As does everyone, I have my own relationship with football, and over the last year it has developed into a serious hobby, one that I hugely enjoy, particularly because I share it with my teenage daughter. And it fills me with positivity that I can say that – my daughter loves football, which might not have come about so easily, even a few years ago.
Because football is, increasingly, brilliantly, for everyone. The Lionesses and all women footballers across the world, are paving the way for equality and respect for all players – a cultural shift that can have massive positive implications, on and off the pitch.
But, football is a sport, a game. What does it have to do with conservation? Well, more than you might think.
When we have fun, when we focus on something enjoyable, it makes us feel good, and we can be more open to listening and engaging. As part of a suite of different ways to engage people who live with wildlife in the landscapes in which we work, we use football as a surprisingly effective tool for conservation. From Kenya to Cameroon, our Born Free teams on the ground are regularly donning their colours and taking to the pitch, not only to play but to spread the message about how important our natural world is.
“Our team also maximises on the energy of the footballers and their fans, instigating litter-picks and tree planting sessions before or after the matches. It’s also a great platform to galvanise relationships we have with the communities living with wildlife.” – Dr Nikki Tagg, Head of Conservation
Each summer in the Dja Landscape, Cameroon, our ‘Guardians of Dja’ team organises a hugely popular event: a football tournament between six villages. Last year, about 400 young people participated in the tournament, and another approximately 430 villagers (adults and young people) from many neighbouring villages came along to watch. Alongside community members and the Born Free team, some staff members of the Conservation Services department of the local government turned up. A packed agenda of music, speeches, dancing and films delivered a continual conservation message throughout the week-long event, bringing to life topics about the need to conserve wildlife and the forest, and alternative sources of income to poaching, as well as the importance of sending children to school.

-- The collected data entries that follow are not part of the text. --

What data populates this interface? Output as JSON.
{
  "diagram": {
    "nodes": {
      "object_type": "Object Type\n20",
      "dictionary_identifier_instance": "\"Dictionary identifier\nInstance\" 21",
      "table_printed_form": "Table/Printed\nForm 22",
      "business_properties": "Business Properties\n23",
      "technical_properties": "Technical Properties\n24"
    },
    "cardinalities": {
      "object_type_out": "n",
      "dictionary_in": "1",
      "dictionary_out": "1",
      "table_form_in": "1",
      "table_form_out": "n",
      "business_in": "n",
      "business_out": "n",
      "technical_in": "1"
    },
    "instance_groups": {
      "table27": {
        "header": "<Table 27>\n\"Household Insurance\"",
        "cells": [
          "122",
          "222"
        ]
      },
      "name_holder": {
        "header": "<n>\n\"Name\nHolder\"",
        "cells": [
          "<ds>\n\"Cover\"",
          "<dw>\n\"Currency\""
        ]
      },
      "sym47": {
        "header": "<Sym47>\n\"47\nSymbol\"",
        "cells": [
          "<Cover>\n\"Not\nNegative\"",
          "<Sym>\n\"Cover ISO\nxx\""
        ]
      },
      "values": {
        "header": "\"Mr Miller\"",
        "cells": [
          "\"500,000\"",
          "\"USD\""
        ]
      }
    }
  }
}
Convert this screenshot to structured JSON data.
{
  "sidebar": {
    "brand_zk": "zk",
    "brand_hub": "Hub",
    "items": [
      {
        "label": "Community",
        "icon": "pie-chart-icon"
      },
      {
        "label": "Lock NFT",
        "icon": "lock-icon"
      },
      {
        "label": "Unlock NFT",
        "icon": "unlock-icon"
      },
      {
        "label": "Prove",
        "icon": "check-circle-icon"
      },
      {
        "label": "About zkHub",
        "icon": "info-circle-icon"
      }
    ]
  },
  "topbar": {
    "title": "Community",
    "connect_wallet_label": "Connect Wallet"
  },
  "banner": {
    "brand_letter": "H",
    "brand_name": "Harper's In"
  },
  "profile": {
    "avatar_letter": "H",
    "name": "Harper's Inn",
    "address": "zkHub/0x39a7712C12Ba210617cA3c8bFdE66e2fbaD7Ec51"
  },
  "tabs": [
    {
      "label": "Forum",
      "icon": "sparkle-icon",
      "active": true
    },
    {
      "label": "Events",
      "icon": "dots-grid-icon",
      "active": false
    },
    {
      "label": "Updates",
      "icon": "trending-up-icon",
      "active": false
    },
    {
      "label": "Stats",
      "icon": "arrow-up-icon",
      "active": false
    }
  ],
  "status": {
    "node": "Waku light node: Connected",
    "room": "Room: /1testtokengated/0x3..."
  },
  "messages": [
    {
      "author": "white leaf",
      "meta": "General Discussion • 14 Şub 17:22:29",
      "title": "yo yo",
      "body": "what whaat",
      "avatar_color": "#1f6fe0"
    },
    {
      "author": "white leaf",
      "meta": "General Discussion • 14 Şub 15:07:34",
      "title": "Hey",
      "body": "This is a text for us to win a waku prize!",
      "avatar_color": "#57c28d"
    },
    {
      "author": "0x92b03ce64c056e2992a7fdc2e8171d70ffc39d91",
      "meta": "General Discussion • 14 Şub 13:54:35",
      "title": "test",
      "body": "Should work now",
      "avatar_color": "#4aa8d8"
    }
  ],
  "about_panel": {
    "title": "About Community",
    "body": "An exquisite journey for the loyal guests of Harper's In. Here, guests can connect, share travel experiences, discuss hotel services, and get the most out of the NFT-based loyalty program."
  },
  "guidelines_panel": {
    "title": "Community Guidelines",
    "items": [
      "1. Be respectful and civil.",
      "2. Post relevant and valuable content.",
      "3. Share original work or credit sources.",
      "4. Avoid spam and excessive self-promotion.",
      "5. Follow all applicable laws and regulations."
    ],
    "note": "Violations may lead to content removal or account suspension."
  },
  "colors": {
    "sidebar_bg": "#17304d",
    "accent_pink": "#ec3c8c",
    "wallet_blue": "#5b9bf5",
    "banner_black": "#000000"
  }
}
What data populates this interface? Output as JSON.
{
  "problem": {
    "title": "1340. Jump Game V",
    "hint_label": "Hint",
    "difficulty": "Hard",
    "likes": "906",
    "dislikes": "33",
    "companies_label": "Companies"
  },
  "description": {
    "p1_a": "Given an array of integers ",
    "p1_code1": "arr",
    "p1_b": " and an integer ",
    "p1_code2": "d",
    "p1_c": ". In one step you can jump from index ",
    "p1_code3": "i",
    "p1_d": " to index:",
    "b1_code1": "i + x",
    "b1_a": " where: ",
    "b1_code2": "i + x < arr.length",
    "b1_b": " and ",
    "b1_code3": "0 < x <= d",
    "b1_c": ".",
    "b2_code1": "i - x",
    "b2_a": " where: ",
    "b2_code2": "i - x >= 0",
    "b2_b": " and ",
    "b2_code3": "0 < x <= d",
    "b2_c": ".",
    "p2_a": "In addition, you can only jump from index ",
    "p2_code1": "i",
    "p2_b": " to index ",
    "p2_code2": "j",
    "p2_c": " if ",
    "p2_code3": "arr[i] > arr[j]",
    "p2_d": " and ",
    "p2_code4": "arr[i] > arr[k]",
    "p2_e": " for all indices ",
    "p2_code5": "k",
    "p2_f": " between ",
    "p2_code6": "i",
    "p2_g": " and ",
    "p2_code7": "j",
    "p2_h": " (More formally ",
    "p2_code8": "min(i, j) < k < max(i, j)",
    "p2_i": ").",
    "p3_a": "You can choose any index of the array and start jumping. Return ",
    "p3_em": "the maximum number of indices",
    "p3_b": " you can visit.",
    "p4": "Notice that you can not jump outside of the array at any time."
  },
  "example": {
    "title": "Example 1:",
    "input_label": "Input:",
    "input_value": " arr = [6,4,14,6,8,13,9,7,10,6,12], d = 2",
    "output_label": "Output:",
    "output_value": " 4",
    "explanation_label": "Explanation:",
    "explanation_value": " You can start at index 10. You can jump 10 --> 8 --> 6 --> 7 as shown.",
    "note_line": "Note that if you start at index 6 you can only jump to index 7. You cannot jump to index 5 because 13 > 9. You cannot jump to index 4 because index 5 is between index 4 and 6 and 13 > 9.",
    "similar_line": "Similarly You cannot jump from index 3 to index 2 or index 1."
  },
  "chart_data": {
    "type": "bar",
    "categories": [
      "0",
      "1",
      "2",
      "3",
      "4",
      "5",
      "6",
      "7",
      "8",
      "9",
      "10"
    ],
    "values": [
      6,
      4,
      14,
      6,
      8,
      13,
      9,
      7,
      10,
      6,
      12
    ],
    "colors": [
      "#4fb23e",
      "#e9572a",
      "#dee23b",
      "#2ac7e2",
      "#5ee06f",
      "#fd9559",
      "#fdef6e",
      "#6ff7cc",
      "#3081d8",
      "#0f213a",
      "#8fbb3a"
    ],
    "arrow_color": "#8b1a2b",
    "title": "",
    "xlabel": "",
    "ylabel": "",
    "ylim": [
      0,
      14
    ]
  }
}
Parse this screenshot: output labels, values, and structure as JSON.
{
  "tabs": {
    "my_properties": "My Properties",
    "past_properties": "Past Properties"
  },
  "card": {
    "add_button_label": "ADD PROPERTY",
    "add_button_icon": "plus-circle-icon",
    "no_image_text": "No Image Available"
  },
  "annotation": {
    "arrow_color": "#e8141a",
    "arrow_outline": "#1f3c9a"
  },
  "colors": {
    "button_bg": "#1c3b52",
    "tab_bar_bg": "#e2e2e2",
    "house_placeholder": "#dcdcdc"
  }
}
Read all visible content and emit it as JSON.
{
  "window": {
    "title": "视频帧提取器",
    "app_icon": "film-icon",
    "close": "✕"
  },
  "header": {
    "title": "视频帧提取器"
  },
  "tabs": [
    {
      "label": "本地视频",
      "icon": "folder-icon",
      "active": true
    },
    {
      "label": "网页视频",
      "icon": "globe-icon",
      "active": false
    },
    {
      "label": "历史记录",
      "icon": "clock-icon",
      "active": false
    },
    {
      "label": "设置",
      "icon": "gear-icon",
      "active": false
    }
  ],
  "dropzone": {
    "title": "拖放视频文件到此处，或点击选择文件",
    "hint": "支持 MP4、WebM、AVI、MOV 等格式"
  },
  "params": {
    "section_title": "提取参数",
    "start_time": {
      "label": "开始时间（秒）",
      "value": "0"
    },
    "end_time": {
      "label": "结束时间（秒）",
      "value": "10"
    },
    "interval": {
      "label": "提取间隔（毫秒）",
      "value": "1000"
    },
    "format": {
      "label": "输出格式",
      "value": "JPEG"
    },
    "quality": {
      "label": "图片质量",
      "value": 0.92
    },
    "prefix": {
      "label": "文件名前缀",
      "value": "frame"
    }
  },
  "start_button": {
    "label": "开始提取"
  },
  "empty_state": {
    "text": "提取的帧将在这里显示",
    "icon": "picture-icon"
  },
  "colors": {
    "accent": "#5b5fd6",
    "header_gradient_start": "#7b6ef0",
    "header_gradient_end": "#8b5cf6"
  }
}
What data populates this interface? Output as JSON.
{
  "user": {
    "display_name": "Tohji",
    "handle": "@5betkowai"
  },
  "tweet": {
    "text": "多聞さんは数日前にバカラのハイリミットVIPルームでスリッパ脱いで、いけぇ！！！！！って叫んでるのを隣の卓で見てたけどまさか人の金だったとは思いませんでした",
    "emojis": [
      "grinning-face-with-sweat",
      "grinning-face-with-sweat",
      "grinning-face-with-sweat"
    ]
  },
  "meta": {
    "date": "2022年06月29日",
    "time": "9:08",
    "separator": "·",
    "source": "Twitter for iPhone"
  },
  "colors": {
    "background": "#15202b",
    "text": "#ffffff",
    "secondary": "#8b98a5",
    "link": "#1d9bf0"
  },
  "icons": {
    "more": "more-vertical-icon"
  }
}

Youths playing football in Duomo Pierre
Across the other side of the continent, our team in the Meru Conservation Area, Kenya, has embarked on a similar initiative, coined as ‘Kick to Conserve’. Last year, our team – dubbed the Bush-Trackers FC – played 15 matches against local teams including community groups and teams from Kenya Wildlife Service. This year is set to be another bumper league, with plans to organise two matches per month throughout the year with communities in Murera, bordering the park. On match days, Kenya Wildlife Service staff are also invited, and together with the Born Free team, they deliver messaging on the negative effects of pollution, bushmeat harvesting, poaching, deforestation, allowing livestock incursions into the protected areas, the degradation of water catchments; and how to reduce human-wildlife conflict.
Football match being played in Meru
The issues that communities face are complex. They may experience extreme danger and hardship living alongside wildlife. But football is unique in the way it unites people. From all sides of the pitch, common ground can be found, offering unique opportunities to learn from each other and gain perspective.
Messaging is not the only positive outcome of football. Our team also maximises on the energy of the footballers and their fans, instigating litter-picks and tree planting sessions before or after the matches. It’s also a great platform to galvanise relationships we have with the communities living with wildlife.
As the Lionesses are changing peoples’ opinions and shaping culture through football, we are using it to forge routes into community-driven conservation action. Because football is for everyone, including wildlife. Good luck to all teams participating in this summer’s Born Free matches. And good luck to the Lionesses!